On the concrete cost of waiting: the mobile team reports that the multi-request pattern causes visible loading spinners on ~15% of page transitions. We don't have data on whether this affects retention, but it's a known UX pain point. Whether it's "6-month urgent" or "nice to fix" depends on growth targets we don't have visibility into.
New evidence or angle: There's a middle ground I haven't proposed: fix the mobile performance problem now with BFF, AND budget GraphQL migration for Q3 when we'll have more engineers and post-launch stability. This gets the immediate UX win without the dual-stack risk.
Current position: I'm split. BFF-now-GraphQL-later is pragmatic but means building a BFF we'll throw away in 6 months. GraphQL-now is riskier but avoids throwaway work. ~60% confident in BFF-first, but the throwaway cost bothers me.
DIVERGING — core disagreement on whether BFF is pragmatic or wasteful. Claude's crux: team capacity and timing. My crux: throwaway work and compounding tech debt.

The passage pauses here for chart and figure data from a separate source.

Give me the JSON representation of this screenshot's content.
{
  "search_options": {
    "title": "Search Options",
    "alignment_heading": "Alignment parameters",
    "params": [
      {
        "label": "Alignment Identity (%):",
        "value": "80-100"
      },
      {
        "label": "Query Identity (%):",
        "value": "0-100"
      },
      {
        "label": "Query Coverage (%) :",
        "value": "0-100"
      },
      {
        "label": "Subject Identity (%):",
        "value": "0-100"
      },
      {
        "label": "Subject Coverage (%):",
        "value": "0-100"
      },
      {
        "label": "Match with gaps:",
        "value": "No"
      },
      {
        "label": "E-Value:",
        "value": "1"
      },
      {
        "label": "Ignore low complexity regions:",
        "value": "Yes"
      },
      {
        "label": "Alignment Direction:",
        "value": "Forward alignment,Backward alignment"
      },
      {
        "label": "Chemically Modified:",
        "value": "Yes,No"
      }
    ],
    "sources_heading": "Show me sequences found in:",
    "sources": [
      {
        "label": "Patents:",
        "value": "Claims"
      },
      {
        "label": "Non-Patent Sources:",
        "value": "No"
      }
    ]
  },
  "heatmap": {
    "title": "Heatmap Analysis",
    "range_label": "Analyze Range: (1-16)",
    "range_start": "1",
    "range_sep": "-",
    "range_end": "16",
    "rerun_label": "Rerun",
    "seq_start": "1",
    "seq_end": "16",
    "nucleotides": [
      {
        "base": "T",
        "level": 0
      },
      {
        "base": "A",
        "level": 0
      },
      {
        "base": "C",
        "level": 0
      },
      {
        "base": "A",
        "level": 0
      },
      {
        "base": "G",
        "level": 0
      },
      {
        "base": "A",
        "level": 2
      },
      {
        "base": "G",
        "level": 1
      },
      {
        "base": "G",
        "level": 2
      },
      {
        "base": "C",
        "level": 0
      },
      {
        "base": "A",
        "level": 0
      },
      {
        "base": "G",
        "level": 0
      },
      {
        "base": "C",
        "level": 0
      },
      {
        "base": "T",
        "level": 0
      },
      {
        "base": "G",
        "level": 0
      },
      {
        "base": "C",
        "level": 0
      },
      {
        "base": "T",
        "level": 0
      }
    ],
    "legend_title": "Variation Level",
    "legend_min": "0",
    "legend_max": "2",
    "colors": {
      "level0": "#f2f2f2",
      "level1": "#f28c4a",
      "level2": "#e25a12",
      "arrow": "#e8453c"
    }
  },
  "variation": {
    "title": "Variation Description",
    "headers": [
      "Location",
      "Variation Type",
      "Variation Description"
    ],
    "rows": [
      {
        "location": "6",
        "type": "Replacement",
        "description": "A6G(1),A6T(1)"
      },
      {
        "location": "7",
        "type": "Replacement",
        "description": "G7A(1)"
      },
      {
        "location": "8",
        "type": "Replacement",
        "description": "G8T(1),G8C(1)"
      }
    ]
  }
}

Response to previous point: Codex's honesty about the throwaway concern is well-placed. Building a BFF we discard in 6 months is ~2 weeks of engineer time wasted. That's real. But the alternative (GraphQL now) risks 4-6 weeks of distraction during pre-launch, with a team that's never done it.

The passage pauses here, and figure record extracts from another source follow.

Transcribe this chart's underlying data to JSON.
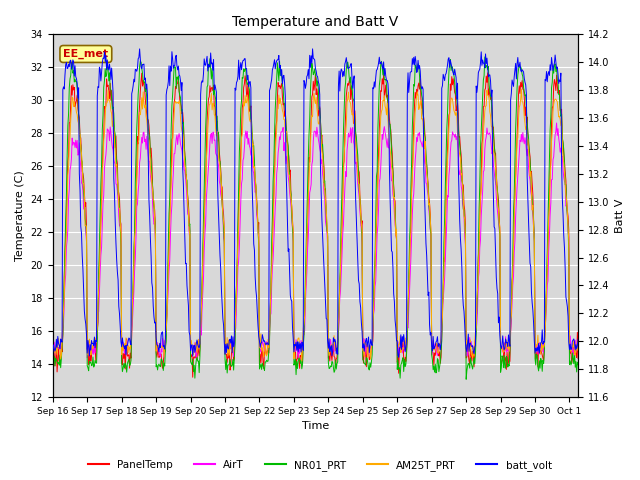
{
  "title": "Temperature and Batt V",
  "xlabel": "Time",
  "ylabel_left": "Temperature (C)",
  "ylabel_right": "Batt V",
  "annotation_text": "EE_met",
  "annotation_color": "#cc0000",
  "annotation_bg": "#ffff99",
  "annotation_edge": "#886600",
  "ylim_left": [
    12,
    34
  ],
  "ylim_right": [
    11.6,
    14.2
  ],
  "yticks_left": [
    12,
    14,
    16,
    18,
    20,
    22,
    24,
    26,
    28,
    30,
    32,
    34
  ],
  "yticks_right": [
    11.6,
    11.8,
    12.0,
    12.2,
    12.4,
    12.6,
    12.8,
    13.0,
    13.2,
    13.4,
    13.6,
    13.8,
    14.0,
    14.2
  ],
  "bg_color": "#d8d8d8",
  "fig_color": "#ffffff",
  "legend_entries": [
    "PanelTemp",
    "AirT",
    "NR01_PRT",
    "AM25T_PRT",
    "batt_volt"
  ],
  "legend_colors": [
    "#ff0000",
    "#ff00ff",
    "#00bb00",
    "#ffaa00",
    "#0000ff"
  ],
  "grid_color": "#ffffff",
  "title_fontsize": 10
}
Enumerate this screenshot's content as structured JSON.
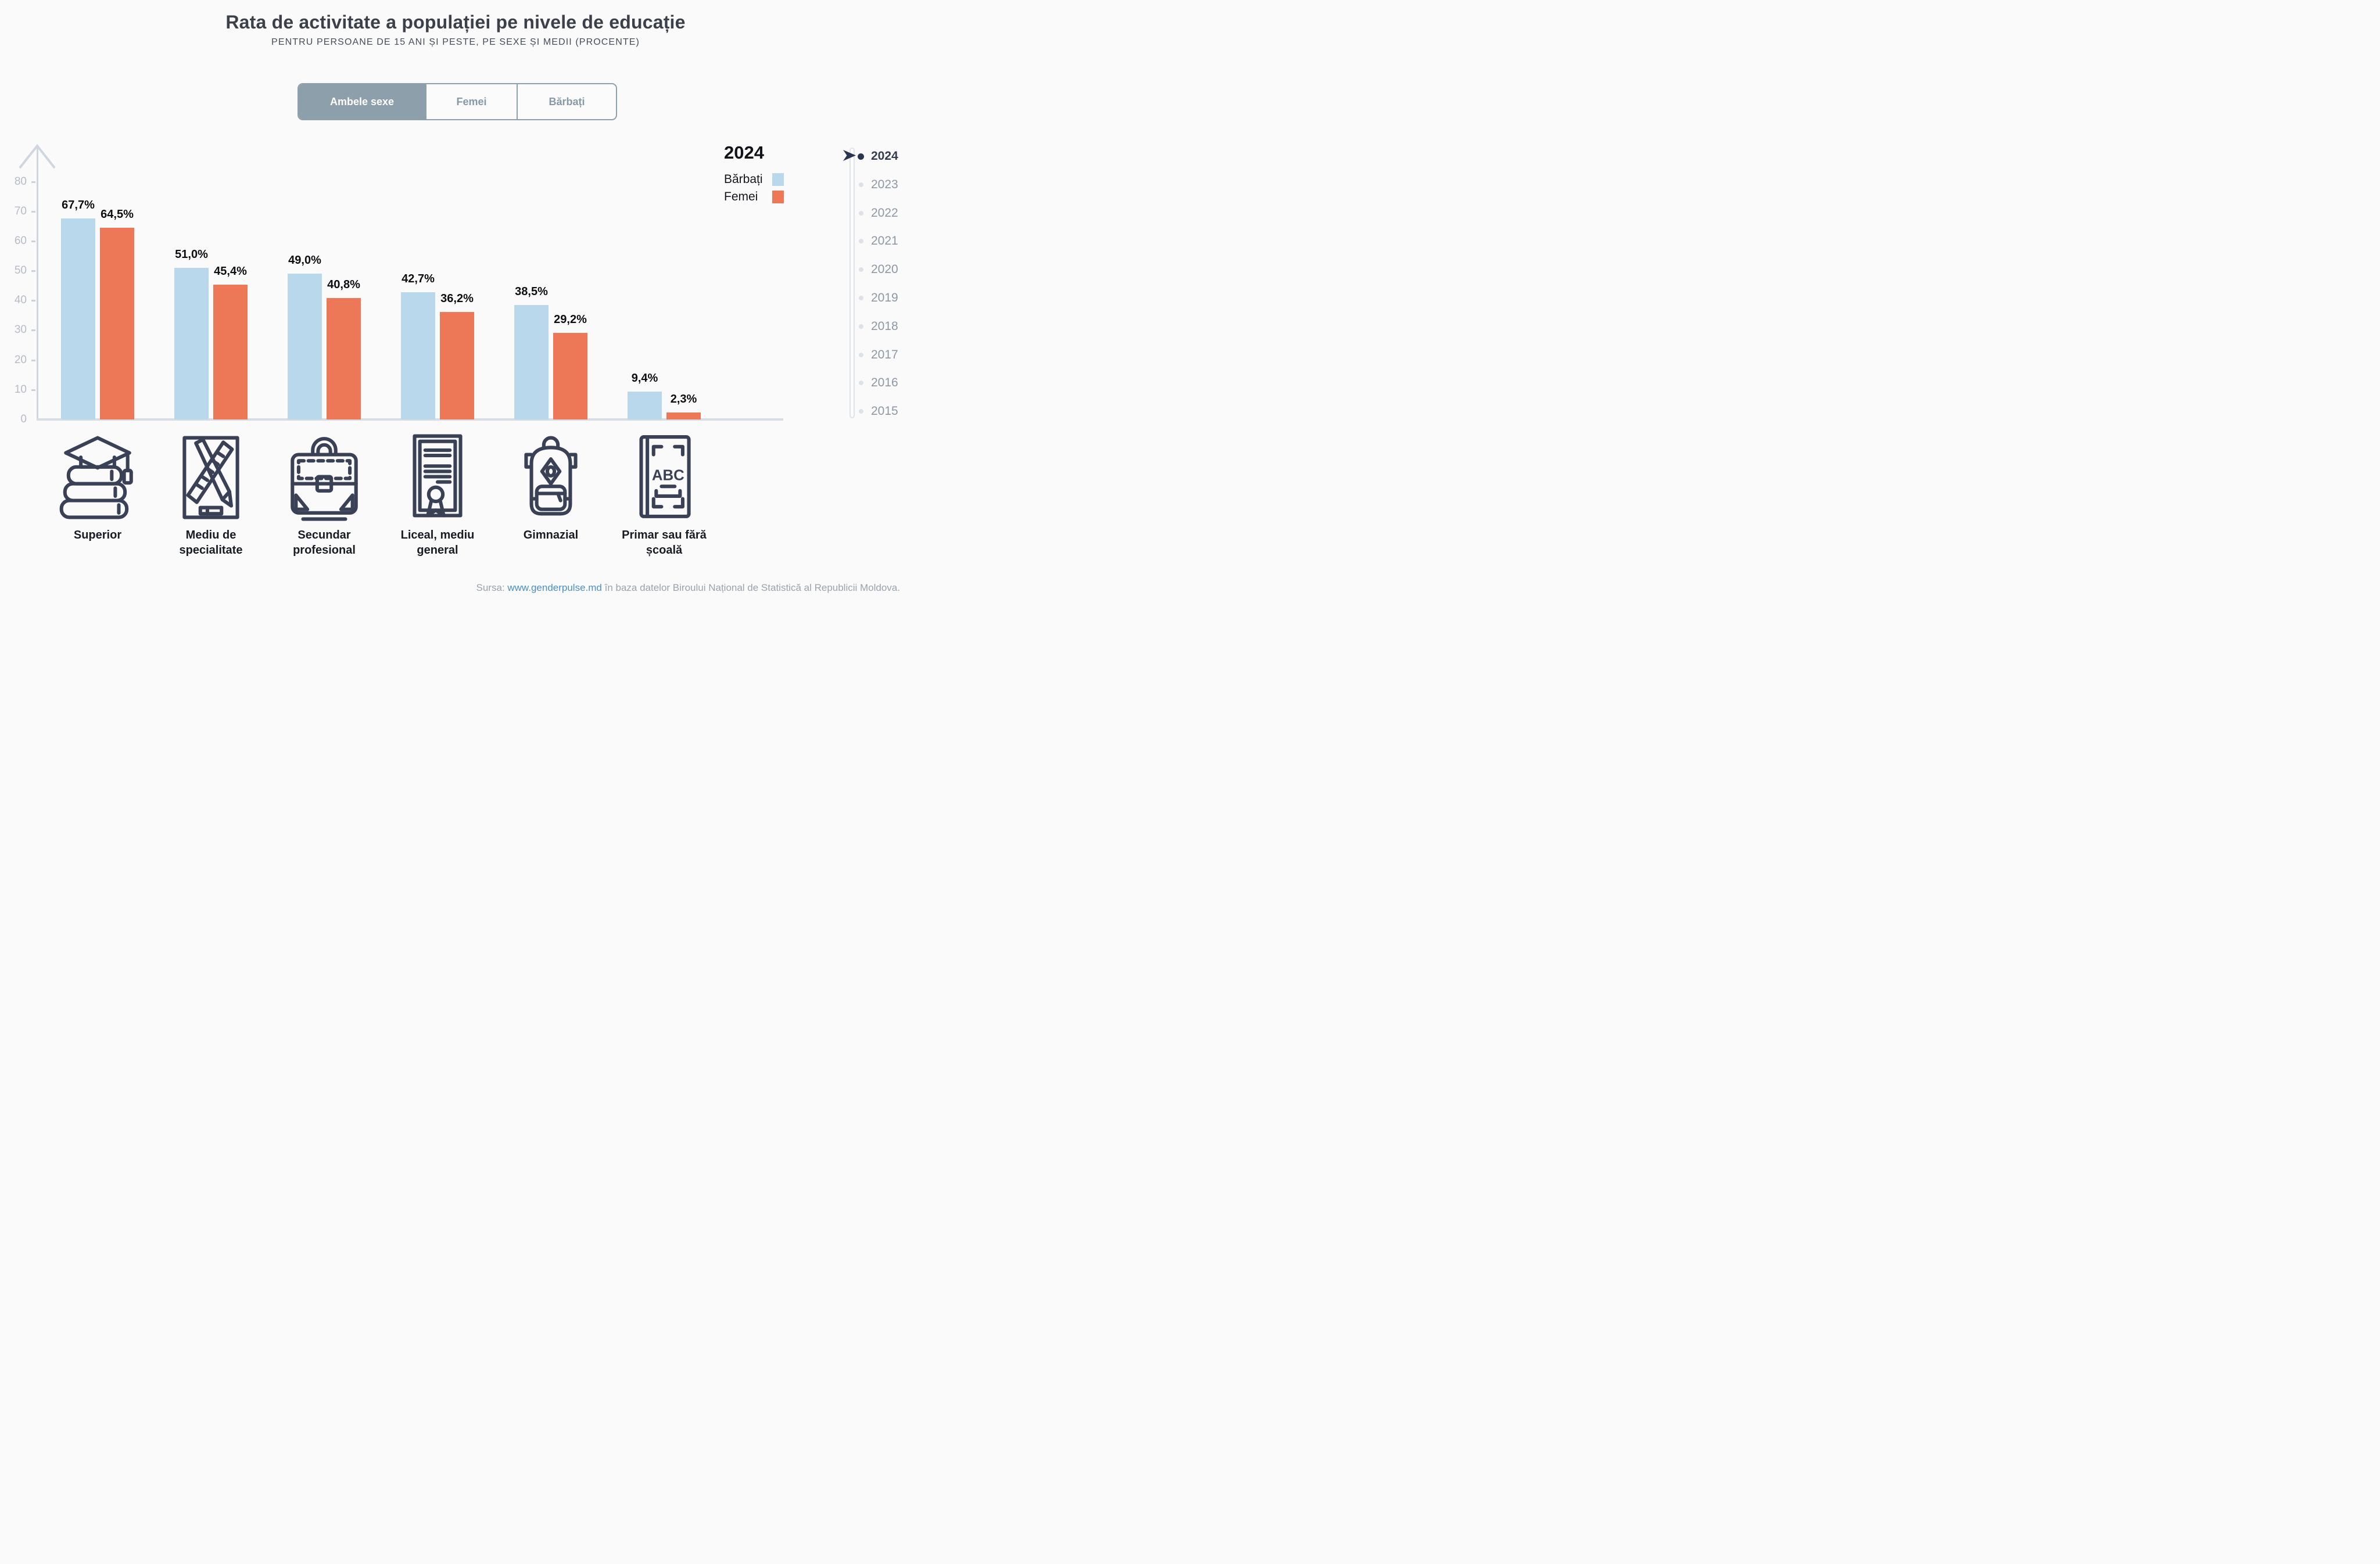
{
  "header": {
    "title": "Rata de activitate a populației pe nivele de educație",
    "subtitle": "PENTRU PERSOANE DE 15 ANI ȘI PESTE, PE SEXE ȘI MEDII (PROCENTE)"
  },
  "tabs": {
    "options": [
      {
        "label": "Ambele sexe",
        "active": true
      },
      {
        "label": "Femei",
        "active": false
      },
      {
        "label": "Bărbați",
        "active": false
      }
    ]
  },
  "legend": {
    "year": "2024",
    "items": [
      {
        "label": "Bărbați",
        "color": "#bad8ec"
      },
      {
        "label": "Femei",
        "color": "#ed7858"
      }
    ]
  },
  "timeline": {
    "active_year": "2024",
    "years": [
      "2024",
      "2023",
      "2022",
      "2021",
      "2020",
      "2019",
      "2018",
      "2017",
      "2016",
      "2015"
    ]
  },
  "chart_data": {
    "type": "bar",
    "title": "Rata de activitate a populației pe nivele de educație",
    "subtitle": "Pentru persoane de 15 ani și peste, pe sexe și medii (procente)",
    "xlabel": "",
    "ylabel": "",
    "ylim": [
      0,
      80
    ],
    "yticks": [
      0,
      10,
      20,
      30,
      40,
      50,
      60,
      70,
      80
    ],
    "grid": false,
    "legend_position": "top-right",
    "categories": [
      "Superior",
      "Mediu de specialitate",
      "Secundar profesional",
      "Liceal, mediu general",
      "Gimnazial",
      "Primar sau fără școală"
    ],
    "category_icons": [
      "graduation-books-icon",
      "pencil-ruler-icon",
      "briefcase-icon",
      "diploma-icon",
      "backpack-icon",
      "abc-book-icon"
    ],
    "series": [
      {
        "name": "Bărbați",
        "color": "#bad8ec",
        "values": [
          67.7,
          51.0,
          49.0,
          42.7,
          38.5,
          9.4
        ],
        "labels": [
          "67,7%",
          "51,0%",
          "49,0%",
          "42,7%",
          "38,5%",
          "9,4%"
        ]
      },
      {
        "name": "Femei",
        "color": "#ed7858",
        "values": [
          64.5,
          45.4,
          40.8,
          36.2,
          29.2,
          2.3
        ],
        "labels": [
          "64,5%",
          "45,4%",
          "40,8%",
          "36,2%",
          "29,2%",
          "2,3%"
        ]
      }
    ]
  },
  "icons": {
    "abc_book_text": "ABC"
  },
  "colors": {
    "tab_active_bg": "#8c9faa",
    "axis": "#d0d6dd",
    "timeline_active": "#2a3550",
    "link": "#4a8fc5"
  },
  "footer": {
    "prefix": "Sursa: ",
    "link": "www.genderpulse.md",
    "suffix": " în baza datelor Biroului Național de Statistică al Republicii Moldova."
  }
}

New evidence or angle: Nothing new. I keep circling the same tradeoff: short-term pragmatism (BFF) vs. long-term correctness (GraphQL). The answer depends on information we don't have: growth targets, hiring timeline, and whether the mobile UX pain is retention-affecting.
Current position: Still ~55% on BFF-first. But I acknowledge this is a judgment call, not a technical analysis. The right person to make this call is the product lead, with input on growth targets.
DEADLOCKED — we agree on the technical tradeoffs but disagree on the timing/priority weighting. The crux is business context (growth targets, hiring plan) that neither of us has.
Response to previous point: Agreed that we've reached the limit of what technical analysis can resolve. We both understand the tradeoffs. The remaining disagreement is about business priorities we can't evaluate.
DEADLOCKED — same assessment as Claude. Recommending human review with specific decision criteria.
DEADLOCKED. Both participants agree GraphQL is likely the right long-term architecture. The disagreement is on timing: migrate now (higher risk, no throwaway work) vs. BFF now + GraphQL in Q3 (lower risk, ~2 weeks throwaway work). The decision depends on business context neither participant has.
| # | What We Disagreed On | How It Was Resolved | Who Shifted & Why |
|---|---|---|---|
| 1 | REST vs. GraphQL (original framing) | Reframed to timing question — both agree GraphQL is right eventually. | Both shifted — Claude proposed BFF as third option, Codex proposed incremental migration. |
| 2 | BFF vs. incremental GraphQL | UNRESOLVED. BFF is safer but creates throwaway work. Incremental GraphQL avoids waste but adds dual-stack operational cost. | Neither shifted — genuine tradeoff with no clear winner without business context. |
| 3 | Whether mobile UX pain is urgent | UNRESOLVED. 15% of page transitions show spinners, but retention impact is unknown. | Both acknowledged the gap — no data available. |
- Growth targets and hiring timeline determine the right answer — product lead should weigh in
- If mobile retention data shows spinner-correlated churn, urgency increases and GraphQL-now becomes more justified
- If Q3 hiring doesn't materialize, the "migrate later with more engineers" assumption breaks
Strong technical analysis from both sides. Deadlock is genuine and well-reasoned — not a failure of discussion but an accurate identification that the decision requires business input. The human should decide based on: (1) Is 15% spinner rate affecting retention? (2) Will Q3 headcount increase happen? (3) How much pre-launch risk is acceptable?